House Republicans last week took the first steps to change the structure of the new consumer protection bureau in a way that Democrats say would weaken it.

The House Financial Services Committee's subcommittee on financial institutions and consumer credit on May 4 approved bills that would have the bureau run by a five-member board rather than a director; allow the bureau's decisions to be overturned by a majority vote of the Financial Stability Oversight Council rather than two-thirds; and delay the startup of the bureau until a director is in place.

The votes were along party lines, with the panel's Republicans supporting the bills and its Democrats opposing them. Democrats, who control the Senate, have promised to provide strong oversight of the new bureau but have not expressed support for changing its structure.

Under current law, the Bureau of Consumer Financial Protection will be an independent agency housed inside the Federal Reserve and run by a director appointed by the president and confirmed by the Senate. President Obama hasn't nominated a director but has named Harvard law professor Elizabeth Warren to be in charge of the agency's setup.

House Financial Services Committee Chairman Spencer Bachus (R-Ala.), the key sponsor of the measure that would mandate the bureau be run by a five-person board, said his proposed structure would avoid concentrating too much power in the hands of one person.

"Some partisans of the CFPB have decried this as a radical concept. That's unfounded and unfair. But what is actually radical is the current leadership structure of the CFPB. It is unlike any other found in the federal bureaucracy.
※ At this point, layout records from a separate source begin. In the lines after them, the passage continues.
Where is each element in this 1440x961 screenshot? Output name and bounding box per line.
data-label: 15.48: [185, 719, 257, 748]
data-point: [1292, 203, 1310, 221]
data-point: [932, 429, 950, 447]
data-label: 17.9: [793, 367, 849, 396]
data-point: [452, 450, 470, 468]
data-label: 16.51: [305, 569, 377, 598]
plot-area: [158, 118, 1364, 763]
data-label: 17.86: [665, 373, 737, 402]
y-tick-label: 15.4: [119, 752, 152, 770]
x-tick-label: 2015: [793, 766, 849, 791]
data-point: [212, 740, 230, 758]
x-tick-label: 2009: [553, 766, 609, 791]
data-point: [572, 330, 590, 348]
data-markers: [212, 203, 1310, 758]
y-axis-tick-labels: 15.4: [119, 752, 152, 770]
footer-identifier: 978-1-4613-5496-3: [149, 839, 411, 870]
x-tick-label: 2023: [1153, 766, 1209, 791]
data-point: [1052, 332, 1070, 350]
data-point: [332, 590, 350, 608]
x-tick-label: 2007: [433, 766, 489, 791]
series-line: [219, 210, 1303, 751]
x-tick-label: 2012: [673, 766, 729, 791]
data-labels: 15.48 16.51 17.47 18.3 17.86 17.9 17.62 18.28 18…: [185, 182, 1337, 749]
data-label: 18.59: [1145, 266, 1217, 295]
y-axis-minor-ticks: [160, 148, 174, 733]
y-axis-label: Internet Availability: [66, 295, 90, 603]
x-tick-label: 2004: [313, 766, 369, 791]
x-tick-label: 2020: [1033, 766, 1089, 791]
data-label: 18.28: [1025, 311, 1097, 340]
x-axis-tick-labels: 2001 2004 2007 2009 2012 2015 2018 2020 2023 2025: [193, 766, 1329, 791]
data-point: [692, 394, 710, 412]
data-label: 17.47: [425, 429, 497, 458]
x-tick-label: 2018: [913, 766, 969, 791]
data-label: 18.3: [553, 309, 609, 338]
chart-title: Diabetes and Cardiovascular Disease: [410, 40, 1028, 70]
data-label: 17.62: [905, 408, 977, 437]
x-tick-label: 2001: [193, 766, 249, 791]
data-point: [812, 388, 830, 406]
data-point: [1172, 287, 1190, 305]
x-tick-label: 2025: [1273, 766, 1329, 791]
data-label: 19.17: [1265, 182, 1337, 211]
The CFPB director serves for a fixed term and therefore is exempt from presidential control; exercises sole authority over the agency; and has the singular power to spend hundreds of millions of dollars," Bachus said.

CUNA didn't take a stand on the bill but said if it is adopted, one of the five board members should have credit union experience. NAFCU supported the bill. NAFCU Executive Vice President Dan Berger wrote the panel that the structure will ensure that the decisions are "thoroughly vetted and debated instead of promulgated at the whim of a single individual."

Rep. Sean Duffy (R-Wis.) is the main sponsor of the bill to change the requirements for overturning the bureau's decisions. During the committee discussion, he cited concerns raised by NAFCU about the impact of regulations on small financial institutions to serve their members and customers. He said that making it easier to overturn the agency's decisions will increase the likelihood that regulators will consider safety and soundness and consumer protection issues when enacting new rules.